During his visit to his ancestral hometown in Zhongshan in July, the ambassador saw cooking techniques and cultural elements that are similar to those one finds in the Fijian countryside.
"In connecting the dots, we can see that those traditional culinary skills that we took for granted in Fiji as part and parcel of a unique cooking style in some of our rural provinces, actually had their roots in Zhongshan and Jiangmen," Lee said.
For example, "banana" in the Fijian language is the English word "China", according to the ambassador.
He explained that the first Chinese settlers arrived in Fiji in 1855, and bananas arrived in the country around 20 years later. By the early 1900s, the Chinese people were deeply involved in the growing, harvesting and trading of the fruit.
Lee added that a culinary specialty of Fiji is "bila" (a fermented bread), which is wrapped in banana leaves before being cooked.
While bila is now considered a traditional Fijian food, Lee learned during his visits to Guangdong that the use of banana leaves to wrap food before it is cooked is a cooking technique from Guangdong and was brought to Fiji by early Chinese settlers.
"Hence, it is easy to understand why bananas are referred to as 'jaina' in the i-Taukei, or Fijian language," he said.
Another anecdote relates to a recent reception marking the 50th anniversary of bilateral ties between China and Fiji, which was held in Beijing in October.
There, the Fijian people performed the country's traditional kava ceremony for Lee and Shen Xin, vice-president of the Chinese People's Association for Friendship with Foreign Countries.
Kava is a traditional drink in Fiji made from the kava plant, and it is served during official events and in social gatherings.
The guests were intrigued by the ceremony as they noticed two small bowls that contained dried salted plums, which are known in Mandarin as huamei, and are a popular snack in China.
Lee said that after drinking a few cups or bowls of kava, a common practice in Fiji is to eat a piece of huamei.
"This practice was introduced by the Chinese settlers from Guangdong province over a hundred years ago.
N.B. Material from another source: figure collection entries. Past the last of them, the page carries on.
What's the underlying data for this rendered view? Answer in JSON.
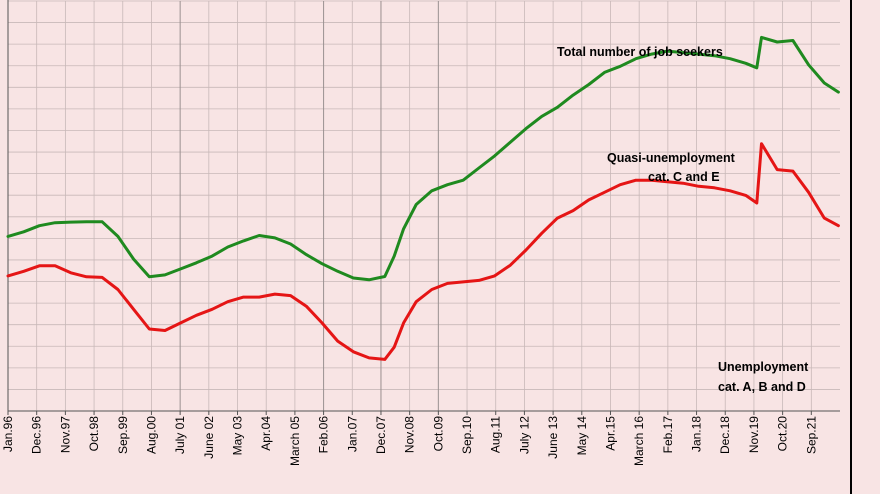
{
  "chart_data": {
    "type": "line",
    "title": "",
    "xlabel": "",
    "ylabel": "",
    "grid": true,
    "x_tick_labels": [
      "Jan.96",
      "Dec.96",
      "Nov.97",
      "Oct.98",
      "Sep.99",
      "Aug.00",
      "July 01",
      "June 02",
      "May 03",
      "Apr.04",
      "March 05",
      "Feb.06",
      "Jan.07",
      "Dec.07",
      "Nov.08",
      "Oct.09",
      "Sep.10",
      "Aug.11",
      "July 12",
      "June 13",
      "May 14",
      "Apr.15",
      "March 16",
      "Feb.17",
      "Jan.18",
      "Dec.18",
      "Nov.19",
      "Oct.20",
      "Sep.21"
    ],
    "xlim": [
      1996.0,
      2022.5
    ],
    "series": [
      {
        "name": "Total number of job seekers",
        "color": "#1f8a1f",
        "x": [
          1996.0,
          1996.5,
          1997.0,
          1997.5,
          1998.0,
          1998.5,
          1999.0,
          1999.5,
          2000.0,
          2000.5,
          2001.0,
          2001.5,
          2002.0,
          2002.5,
          2003.0,
          2003.5,
          2004.0,
          2004.5,
          2005.0,
          2005.5,
          2006.0,
          2006.5,
          2007.0,
          2007.5,
          2008.0,
          2008.3,
          2008.6,
          2009.0,
          2009.5,
          2010.0,
          2010.5,
          2011.0,
          2011.5,
          2012.0,
          2012.5,
          2013.0,
          2013.5,
          2014.0,
          2014.5,
          2015.0,
          2015.5,
          2016.0,
          2016.5,
          2017.0,
          2017.5,
          2018.0,
          2018.5,
          2019.0,
          2019.5,
          2019.85,
          2020.0,
          2020.5,
          2021.0,
          2021.5,
          2022.0,
          2022.45
        ],
        "values": [
          57.5,
          59.0,
          61.0,
          62.0,
          62.2,
          62.3,
          62.3,
          57.5,
          50.0,
          44.2,
          44.8,
          46.8,
          48.8,
          51.0,
          54.0,
          56.0,
          57.8,
          57.0,
          55.0,
          51.5,
          48.5,
          46.0,
          43.8,
          43.2,
          44.3,
          51.0,
          60.0,
          68.0,
          72.5,
          74.5,
          76.0,
          80.0,
          84.0,
          88.5,
          93.0,
          97.0,
          100.0,
          104.0,
          107.5,
          111.5,
          113.5,
          116.0,
          117.5,
          118.5,
          118.0,
          117.5,
          117.0,
          116.0,
          114.5,
          113.0,
          123.0,
          121.5,
          122.0,
          114.0,
          108.0,
          105.0
        ]
      },
      {
        "name": "Quasi-unemployment cat. C and E",
        "color": "#e51515",
        "x": [
          1996.0,
          1996.5,
          1997.0,
          1997.5,
          1998.0,
          1998.5,
          1999.0,
          1999.5,
          2000.0,
          2000.5,
          2001.0,
          2001.5,
          2002.0,
          2002.5,
          2003.0,
          2003.5,
          2004.0,
          2004.5,
          2005.0,
          2005.5,
          2006.0,
          2006.5,
          2007.0,
          2007.5,
          2008.0,
          2008.3,
          2008.6,
          2009.0,
          2009.5,
          2010.0,
          2010.5,
          2011.0,
          2011.5,
          2012.0,
          2012.5,
          2013.0,
          2013.5,
          2014.0,
          2014.5,
          2015.0,
          2015.5,
          2016.0,
          2016.5,
          2017.0,
          2017.5,
          2018.0,
          2018.5,
          2019.0,
          2019.5,
          2019.85,
          2020.0,
          2020.5,
          2021.0,
          2021.5,
          2022.0,
          2022.45
        ],
        "values": [
          44.5,
          46.0,
          47.8,
          47.8,
          45.5,
          44.2,
          44.0,
          40.0,
          33.5,
          27.0,
          26.5,
          29.0,
          31.5,
          33.5,
          36.0,
          37.5,
          37.5,
          38.5,
          38.0,
          34.5,
          29.0,
          23.0,
          19.5,
          17.5,
          17.0,
          21.0,
          29.0,
          36.0,
          40.0,
          42.0,
          42.5,
          43.0,
          44.5,
          48.0,
          53.0,
          58.5,
          63.5,
          66.0,
          69.5,
          72.0,
          74.5,
          76.0,
          76.0,
          75.5,
          75.0,
          74.0,
          73.5,
          72.5,
          71.0,
          68.5,
          88.0,
          79.5,
          79.0,
          72.0,
          63.5,
          61.0
        ]
      }
    ],
    "annotations": [
      {
        "text": "Total number of job seekers"
      },
      {
        "text": "Quasi-unemployment"
      },
      {
        "text": "cat. C and E"
      },
      {
        "text": "Unemployment"
      },
      {
        "text": "cat.  A, B and D"
      }
    ]
  }
}
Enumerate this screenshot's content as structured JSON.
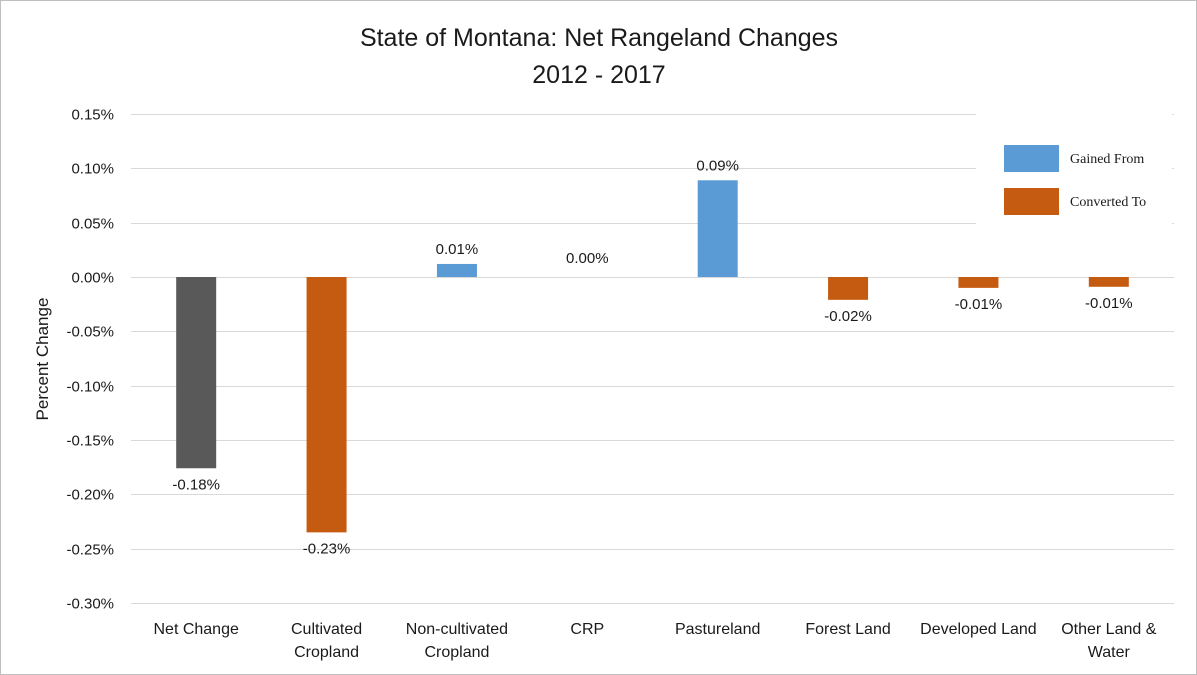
{
  "chart_data": {
    "type": "bar",
    "title": "State of Montana: Net Rangeland Changes",
    "subtitle": "2012 - 2017",
    "xlabel": "",
    "ylabel": "Percent Change",
    "ylim": [
      -0.3,
      0.15
    ],
    "yticks": [
      0.15,
      0.1,
      0.05,
      0.0,
      -0.05,
      -0.1,
      -0.15,
      -0.2,
      -0.25,
      -0.3
    ],
    "ytick_labels": [
      "0.15%",
      "0.10%",
      "0.05%",
      "0.00%",
      "-0.05%",
      "-0.10%",
      "-0.15%",
      "-0.20%",
      "-0.25%",
      "-0.30%"
    ],
    "grid": true,
    "legend_position": "top-right",
    "categories": [
      [
        "Net Change"
      ],
      [
        "Cultivated",
        "Cropland"
      ],
      [
        "Non-cultivated",
        "Cropland"
      ],
      [
        "CRP"
      ],
      [
        "Pastureland"
      ],
      [
        "Forest Land"
      ],
      [
        "Developed Land"
      ],
      [
        "Other Land &",
        "Water"
      ]
    ],
    "values": [
      -0.176,
      -0.235,
      0.012,
      0.0,
      0.089,
      -0.021,
      -0.01,
      -0.009
    ],
    "data_labels": [
      "-0.18%",
      "-0.23%",
      "0.01%",
      "0.00%",
      "0.09%",
      "-0.02%",
      "-0.01%",
      "-0.01%"
    ],
    "bar_groups": [
      "net",
      "converted",
      "gained",
      "gained",
      "gained",
      "converted",
      "converted",
      "converted"
    ],
    "legend": [
      {
        "name": "Gained From",
        "group": "gained"
      },
      {
        "name": "Converted To",
        "group": "converted"
      }
    ],
    "colors": {
      "net": "#595959",
      "gained": "#5b9bd5",
      "converted": "#c55a11"
    }
  }
}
It was a way to re-salivate the mouth from the numbing and drying effect of kava," Lee said, adding that huamei is referred to as "Chinese lolly" in Fiji.
"Imagine and picture this situation: Many a Fijian visiting China is often shocked to find that no one in China understands what they are saying, when asked where they can buy 'Chinese lolly'," he laughed.
Recently, Sitiveni Rabuka, the Fijian prime minister, showcased a book written by Fijian entrepreneur Joe Banivanua Mar. Titled Kai Jaina — A World Between, it is a memoir in which he writes of the complexities of belonging and balancing the rich cultural heritage of his Fijian and Chinese ancestry.
"It is a part of the rich history of the Chinese in Fiji, the stories that have never been fully captured in our written history," Lee said.